YouTube’s past video time is usually around seven or eight minutes, and now the site has been overwhelmed by long-playing videos. This change is partly due to the audience's interest, but it also means that creators have recently tried to get as much revenue as possible from their videos.
Longer videos have more ad space, and more ads mean that creators’ revenues will increase. Breaking this 10-minute mark is especially important: this is where YouTube starts letting creators insert ads in the middle of the video, rather than just playing ads at the beginning.
The creator, Shelby Church, found that for videos that played for more than 10 minutes, the revenue was three times that of short videos. Church pointed out that her long videos even have more viewers, motivating creators to make longer videos and insert more ads.
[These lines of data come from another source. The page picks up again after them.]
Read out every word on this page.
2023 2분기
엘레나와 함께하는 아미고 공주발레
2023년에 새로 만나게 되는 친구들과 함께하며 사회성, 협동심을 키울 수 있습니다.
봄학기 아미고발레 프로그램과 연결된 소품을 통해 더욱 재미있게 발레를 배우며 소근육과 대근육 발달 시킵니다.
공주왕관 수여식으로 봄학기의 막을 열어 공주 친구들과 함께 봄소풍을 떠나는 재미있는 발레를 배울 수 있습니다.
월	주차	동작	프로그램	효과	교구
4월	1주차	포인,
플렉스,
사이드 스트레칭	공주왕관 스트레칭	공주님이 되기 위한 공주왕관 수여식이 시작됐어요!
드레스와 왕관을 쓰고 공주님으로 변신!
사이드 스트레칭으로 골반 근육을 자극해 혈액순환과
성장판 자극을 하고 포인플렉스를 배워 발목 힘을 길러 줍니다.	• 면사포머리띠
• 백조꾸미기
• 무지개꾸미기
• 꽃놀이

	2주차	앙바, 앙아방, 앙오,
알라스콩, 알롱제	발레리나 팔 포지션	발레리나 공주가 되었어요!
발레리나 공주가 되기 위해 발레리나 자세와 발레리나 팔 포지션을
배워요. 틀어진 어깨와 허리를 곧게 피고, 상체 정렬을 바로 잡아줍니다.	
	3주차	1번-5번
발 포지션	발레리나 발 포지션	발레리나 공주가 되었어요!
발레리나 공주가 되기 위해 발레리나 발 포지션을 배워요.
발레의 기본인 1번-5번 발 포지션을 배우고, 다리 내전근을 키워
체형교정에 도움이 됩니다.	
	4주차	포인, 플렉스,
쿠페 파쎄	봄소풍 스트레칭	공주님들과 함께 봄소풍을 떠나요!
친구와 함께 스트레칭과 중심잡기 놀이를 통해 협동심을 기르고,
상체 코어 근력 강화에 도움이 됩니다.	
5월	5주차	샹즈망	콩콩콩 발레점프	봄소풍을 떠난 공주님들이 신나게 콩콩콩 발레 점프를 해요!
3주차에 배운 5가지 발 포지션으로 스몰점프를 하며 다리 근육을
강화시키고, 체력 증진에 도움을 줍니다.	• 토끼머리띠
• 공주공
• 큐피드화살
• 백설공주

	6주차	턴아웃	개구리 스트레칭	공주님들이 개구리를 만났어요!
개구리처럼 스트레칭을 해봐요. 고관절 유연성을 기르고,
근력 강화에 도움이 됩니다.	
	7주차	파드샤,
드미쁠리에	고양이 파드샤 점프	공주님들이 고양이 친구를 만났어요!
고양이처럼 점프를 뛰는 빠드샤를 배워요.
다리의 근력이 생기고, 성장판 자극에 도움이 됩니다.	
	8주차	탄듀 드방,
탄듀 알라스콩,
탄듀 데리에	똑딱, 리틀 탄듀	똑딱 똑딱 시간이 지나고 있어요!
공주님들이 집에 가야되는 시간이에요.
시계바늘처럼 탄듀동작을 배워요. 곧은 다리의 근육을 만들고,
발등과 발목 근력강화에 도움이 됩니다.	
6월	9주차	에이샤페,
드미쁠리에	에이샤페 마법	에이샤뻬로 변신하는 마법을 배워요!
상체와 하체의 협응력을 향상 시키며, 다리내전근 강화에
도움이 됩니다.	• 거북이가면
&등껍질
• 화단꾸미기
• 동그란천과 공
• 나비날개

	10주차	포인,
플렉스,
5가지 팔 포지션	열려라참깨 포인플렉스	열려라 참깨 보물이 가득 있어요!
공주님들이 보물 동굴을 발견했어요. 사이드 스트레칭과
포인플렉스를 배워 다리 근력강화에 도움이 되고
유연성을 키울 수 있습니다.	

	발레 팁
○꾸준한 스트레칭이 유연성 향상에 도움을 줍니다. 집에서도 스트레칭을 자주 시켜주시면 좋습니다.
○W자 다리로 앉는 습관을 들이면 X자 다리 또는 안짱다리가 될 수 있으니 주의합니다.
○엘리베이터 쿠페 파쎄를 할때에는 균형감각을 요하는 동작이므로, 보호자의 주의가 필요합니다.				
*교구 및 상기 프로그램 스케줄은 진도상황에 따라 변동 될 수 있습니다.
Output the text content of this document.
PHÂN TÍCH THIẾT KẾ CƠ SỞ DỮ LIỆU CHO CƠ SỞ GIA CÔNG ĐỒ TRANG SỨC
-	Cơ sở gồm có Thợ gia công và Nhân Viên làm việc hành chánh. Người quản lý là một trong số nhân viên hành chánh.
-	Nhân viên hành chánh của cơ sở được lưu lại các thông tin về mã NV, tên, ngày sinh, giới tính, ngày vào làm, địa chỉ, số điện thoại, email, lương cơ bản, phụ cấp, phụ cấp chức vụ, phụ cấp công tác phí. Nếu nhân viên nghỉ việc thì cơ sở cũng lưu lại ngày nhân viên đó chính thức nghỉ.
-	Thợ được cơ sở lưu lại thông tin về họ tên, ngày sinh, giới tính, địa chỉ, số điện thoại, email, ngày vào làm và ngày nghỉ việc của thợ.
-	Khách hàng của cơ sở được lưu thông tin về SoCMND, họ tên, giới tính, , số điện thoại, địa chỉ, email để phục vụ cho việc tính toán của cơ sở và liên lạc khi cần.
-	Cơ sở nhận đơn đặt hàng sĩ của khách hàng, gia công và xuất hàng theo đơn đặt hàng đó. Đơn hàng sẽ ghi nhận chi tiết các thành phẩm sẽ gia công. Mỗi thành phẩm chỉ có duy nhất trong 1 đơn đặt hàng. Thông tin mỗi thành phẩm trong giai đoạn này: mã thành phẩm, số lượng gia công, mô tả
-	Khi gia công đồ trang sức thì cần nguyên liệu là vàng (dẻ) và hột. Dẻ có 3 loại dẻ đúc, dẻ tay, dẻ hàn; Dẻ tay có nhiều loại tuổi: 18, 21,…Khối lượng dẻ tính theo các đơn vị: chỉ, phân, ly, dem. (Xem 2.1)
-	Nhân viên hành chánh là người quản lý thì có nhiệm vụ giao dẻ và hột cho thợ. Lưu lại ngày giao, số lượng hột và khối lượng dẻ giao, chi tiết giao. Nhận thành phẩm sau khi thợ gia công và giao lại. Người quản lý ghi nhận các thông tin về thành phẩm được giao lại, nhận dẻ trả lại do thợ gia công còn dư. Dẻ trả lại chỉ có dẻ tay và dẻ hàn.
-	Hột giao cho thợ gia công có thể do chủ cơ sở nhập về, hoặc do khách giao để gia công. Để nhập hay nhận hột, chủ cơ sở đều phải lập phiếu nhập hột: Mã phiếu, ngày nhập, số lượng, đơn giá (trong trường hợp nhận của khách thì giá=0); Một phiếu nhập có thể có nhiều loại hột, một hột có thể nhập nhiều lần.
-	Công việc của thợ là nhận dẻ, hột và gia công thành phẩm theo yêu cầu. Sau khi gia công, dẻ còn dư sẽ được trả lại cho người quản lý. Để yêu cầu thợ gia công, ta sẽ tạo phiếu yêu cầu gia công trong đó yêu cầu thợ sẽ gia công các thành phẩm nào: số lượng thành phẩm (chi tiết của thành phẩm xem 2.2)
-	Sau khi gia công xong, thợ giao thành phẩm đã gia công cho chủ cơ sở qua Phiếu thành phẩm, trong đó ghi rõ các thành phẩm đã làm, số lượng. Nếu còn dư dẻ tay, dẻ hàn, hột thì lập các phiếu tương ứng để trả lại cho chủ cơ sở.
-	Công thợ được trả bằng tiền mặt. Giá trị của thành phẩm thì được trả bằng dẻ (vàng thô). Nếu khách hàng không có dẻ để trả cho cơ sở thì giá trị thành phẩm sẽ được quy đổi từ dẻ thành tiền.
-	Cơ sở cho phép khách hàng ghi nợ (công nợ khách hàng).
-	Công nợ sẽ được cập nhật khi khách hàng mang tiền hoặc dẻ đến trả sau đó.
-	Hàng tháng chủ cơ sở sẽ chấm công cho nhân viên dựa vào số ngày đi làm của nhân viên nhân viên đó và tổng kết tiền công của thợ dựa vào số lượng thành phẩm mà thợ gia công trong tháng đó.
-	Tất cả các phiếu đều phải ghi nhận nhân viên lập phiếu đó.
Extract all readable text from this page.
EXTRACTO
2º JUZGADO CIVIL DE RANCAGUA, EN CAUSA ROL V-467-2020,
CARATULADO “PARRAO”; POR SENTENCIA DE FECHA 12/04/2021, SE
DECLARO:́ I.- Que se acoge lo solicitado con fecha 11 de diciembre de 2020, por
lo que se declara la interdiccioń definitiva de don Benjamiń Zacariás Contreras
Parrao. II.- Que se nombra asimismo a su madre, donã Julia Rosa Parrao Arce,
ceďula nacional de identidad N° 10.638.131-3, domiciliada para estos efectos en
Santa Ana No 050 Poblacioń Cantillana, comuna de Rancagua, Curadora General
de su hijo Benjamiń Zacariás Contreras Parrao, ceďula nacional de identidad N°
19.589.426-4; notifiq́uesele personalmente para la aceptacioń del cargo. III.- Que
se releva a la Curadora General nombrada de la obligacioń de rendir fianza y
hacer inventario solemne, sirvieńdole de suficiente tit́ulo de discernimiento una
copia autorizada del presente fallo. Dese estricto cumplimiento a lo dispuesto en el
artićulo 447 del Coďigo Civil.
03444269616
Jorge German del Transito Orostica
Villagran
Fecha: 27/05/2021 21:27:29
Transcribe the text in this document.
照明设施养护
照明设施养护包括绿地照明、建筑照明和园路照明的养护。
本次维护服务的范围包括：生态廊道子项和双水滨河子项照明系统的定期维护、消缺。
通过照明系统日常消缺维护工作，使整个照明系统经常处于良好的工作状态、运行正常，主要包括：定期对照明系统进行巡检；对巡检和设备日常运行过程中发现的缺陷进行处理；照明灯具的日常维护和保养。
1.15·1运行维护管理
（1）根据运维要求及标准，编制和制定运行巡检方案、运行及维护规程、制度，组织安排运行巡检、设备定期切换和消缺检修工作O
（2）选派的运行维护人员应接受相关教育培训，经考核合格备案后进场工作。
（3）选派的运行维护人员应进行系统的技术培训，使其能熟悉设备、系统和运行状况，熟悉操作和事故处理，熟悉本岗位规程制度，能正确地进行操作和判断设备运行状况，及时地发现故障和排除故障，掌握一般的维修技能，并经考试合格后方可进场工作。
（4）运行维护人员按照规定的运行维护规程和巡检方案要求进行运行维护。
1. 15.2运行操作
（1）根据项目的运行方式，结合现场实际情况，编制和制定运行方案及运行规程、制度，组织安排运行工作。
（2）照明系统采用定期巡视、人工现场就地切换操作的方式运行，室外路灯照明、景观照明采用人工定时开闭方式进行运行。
“In fact, you can add as many ads as you want,” Church discusses in the video how YouTube ads work. “I can serve an ad every 30 seconds, but no one will see it. It’s ridiculous. So I started adding two ads in the middle of my video, which is crazy.” She eventually earned in June. More than $6,000, which exceeded her $1,800 earned in January.
Church didn't change her work or her video style, just changing their duration from seven or eight minutes to 13 or 14 minutes. Other creators like Jake and Logan Paul began to increase their video from less than 10 minutes to 25 minutes. Make-up channel starts making 30 to 40 minutesTutorialThe commentary video became up to 30 minutes, and even the apology video began to grow very long.
YouTube inspires this in a variety of ways. Long videos are not only more valuable, but also favored by YouTube. The platform's algorithms prefer content that people engage in and encourages them to spend more time on the site. Company executives are trying to move toward promoting responsible content, but the algorithm still tends to be longer.
The result is a change in the type of video that dominates YouTube. With political content, lengthy commentary videos and documentary series, longer video articles, more luxury video blogs, beauty tutorials and reviews are constantly increasing. A recent report from the Pew Research Center found that the average length of video in the first 250,000 channels was between 13 and 14 minutes. A 30 minute video is not unusual. In fact, it has become the new normal.
"YouTube doesn't care about the number of videos you watch, they just want you to stay on YouTube," Lindsay Ellis, who made a video about popular movies, told The Verge. "Whether you're watching 200 videos about cats or videos of the same length of "Game of Thrones", it doesn't matter. If you only watch one thing instead of 200 cat videos, then people are more likely to stay. On YouTube."
Ellis said she always makes longer videos because it suits her style. Some of her videos last for 45 minutes, which is a trend.
The downside is that not everything on YouTube benefits from length, which can lead to worse video. "In order to have longer videos, I think it's not good to make longer videos," Natalie Wynn (ContraPoints) told The Verge.
Wynn believes that the trend of long videos will eventually change. YouTube is waiting for creators to draw attention to the entire community through new formats and directions. “At some point, someone with a very punk rock attitude will come in and change everything,” Wynn said. “People get tired of long videos. Some people will like very simple content, and the videos that are released will be better and shorter than all of our videos. That would be a new step.”